A un lavoratore straniero che vuole entrare in uno Stato europeo sarà sempre richiesto di avere in mano un contratto o un’offerta vincolante di lavoro, ma il minimo della durata di questo accordo scende da 12 a sei mesi. Tra i criteri di ammissione ci sono anche le qualifiche professionali relative al lavoro da svolgere, che l’applicante deve presentare prima della partenza: un nuovo sistema di regole dovrebbe facilitare il riconoscimento delle competenze possedute.

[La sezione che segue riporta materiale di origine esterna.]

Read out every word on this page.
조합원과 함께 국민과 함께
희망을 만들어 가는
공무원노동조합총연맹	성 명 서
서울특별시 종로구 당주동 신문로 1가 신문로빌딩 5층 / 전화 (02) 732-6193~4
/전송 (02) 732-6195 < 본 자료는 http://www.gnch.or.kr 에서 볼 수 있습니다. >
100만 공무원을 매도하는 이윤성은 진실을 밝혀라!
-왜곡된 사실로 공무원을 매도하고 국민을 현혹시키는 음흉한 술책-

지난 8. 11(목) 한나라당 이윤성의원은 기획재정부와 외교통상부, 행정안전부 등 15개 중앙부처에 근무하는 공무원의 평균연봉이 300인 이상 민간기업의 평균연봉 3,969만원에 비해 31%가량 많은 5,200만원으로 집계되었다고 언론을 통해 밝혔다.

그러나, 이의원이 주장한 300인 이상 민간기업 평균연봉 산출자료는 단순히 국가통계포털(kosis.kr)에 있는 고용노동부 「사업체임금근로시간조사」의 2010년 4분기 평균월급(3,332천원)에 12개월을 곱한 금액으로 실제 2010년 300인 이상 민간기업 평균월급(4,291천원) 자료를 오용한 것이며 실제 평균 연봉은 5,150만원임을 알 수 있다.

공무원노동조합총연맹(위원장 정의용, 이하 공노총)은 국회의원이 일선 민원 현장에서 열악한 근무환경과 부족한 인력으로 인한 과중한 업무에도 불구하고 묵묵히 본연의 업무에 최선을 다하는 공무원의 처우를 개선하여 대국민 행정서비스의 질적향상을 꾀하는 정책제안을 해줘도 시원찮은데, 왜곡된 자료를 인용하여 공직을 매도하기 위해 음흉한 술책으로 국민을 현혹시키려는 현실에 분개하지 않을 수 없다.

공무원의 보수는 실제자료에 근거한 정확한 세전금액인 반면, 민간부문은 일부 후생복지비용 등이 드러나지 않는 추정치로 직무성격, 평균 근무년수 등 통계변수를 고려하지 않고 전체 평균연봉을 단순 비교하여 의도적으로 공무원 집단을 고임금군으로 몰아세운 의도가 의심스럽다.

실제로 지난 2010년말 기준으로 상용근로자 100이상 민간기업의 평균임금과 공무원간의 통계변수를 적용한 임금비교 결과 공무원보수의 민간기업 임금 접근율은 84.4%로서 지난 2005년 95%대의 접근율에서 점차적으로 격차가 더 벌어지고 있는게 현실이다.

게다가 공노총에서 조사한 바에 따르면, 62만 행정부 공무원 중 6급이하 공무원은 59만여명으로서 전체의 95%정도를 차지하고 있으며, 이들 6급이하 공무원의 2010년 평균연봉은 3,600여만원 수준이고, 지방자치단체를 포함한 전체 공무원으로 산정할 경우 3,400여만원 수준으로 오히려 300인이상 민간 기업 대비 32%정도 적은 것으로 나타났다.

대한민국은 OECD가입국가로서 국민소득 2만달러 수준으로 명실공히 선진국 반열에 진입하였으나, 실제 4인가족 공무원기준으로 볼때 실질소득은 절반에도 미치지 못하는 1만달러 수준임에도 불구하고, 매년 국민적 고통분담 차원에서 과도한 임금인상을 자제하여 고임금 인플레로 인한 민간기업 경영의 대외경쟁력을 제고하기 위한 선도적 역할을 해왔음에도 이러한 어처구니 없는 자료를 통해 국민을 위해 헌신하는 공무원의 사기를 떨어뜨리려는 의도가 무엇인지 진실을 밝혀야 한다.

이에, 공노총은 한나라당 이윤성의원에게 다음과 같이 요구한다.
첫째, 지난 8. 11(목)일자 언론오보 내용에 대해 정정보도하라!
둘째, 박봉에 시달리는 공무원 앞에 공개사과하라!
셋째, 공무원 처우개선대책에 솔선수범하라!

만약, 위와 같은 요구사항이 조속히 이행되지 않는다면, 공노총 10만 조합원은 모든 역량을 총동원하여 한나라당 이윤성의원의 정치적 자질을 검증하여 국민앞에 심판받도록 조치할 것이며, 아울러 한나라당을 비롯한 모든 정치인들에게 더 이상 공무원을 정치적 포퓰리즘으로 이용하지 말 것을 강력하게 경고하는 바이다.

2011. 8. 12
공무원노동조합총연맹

Soprattutto, le nuove regole abbassano la soglia salariale che un cittadino extracomunitario deve raggiungere. Fino a ora il minimo dello stipendio necessario per una Blue Card era 1,5 volte la retribuzione media annuale lorda nello Stato in cui il lavoratore si spostava. Per trasferirsi in Italia, ad esempio, serviva un contratto di lavoro da quasi 25mila euro lordi all’anno. Da ora in poi, invece, basterà una busta paga uguale alla media nazionale. 

Chi entra nell’Unione con una Blue Card potrà poi cambiare lavoro nei primi 12 mesi restando nello Stato membro d’arrivo e trasferirsi in un altro Paese dopo un anno. I migranti qualificati saranno autorizzati anche portare con sé i propri familiari, a cui sarà consentito accedere al mercato del lavoro. Ultima ma non meno significativa novità, al permesso lavorativo potranno accedere anche i beneficiari di protezione internazionale, cosa che dovrebbe facilitarne l’integrazione.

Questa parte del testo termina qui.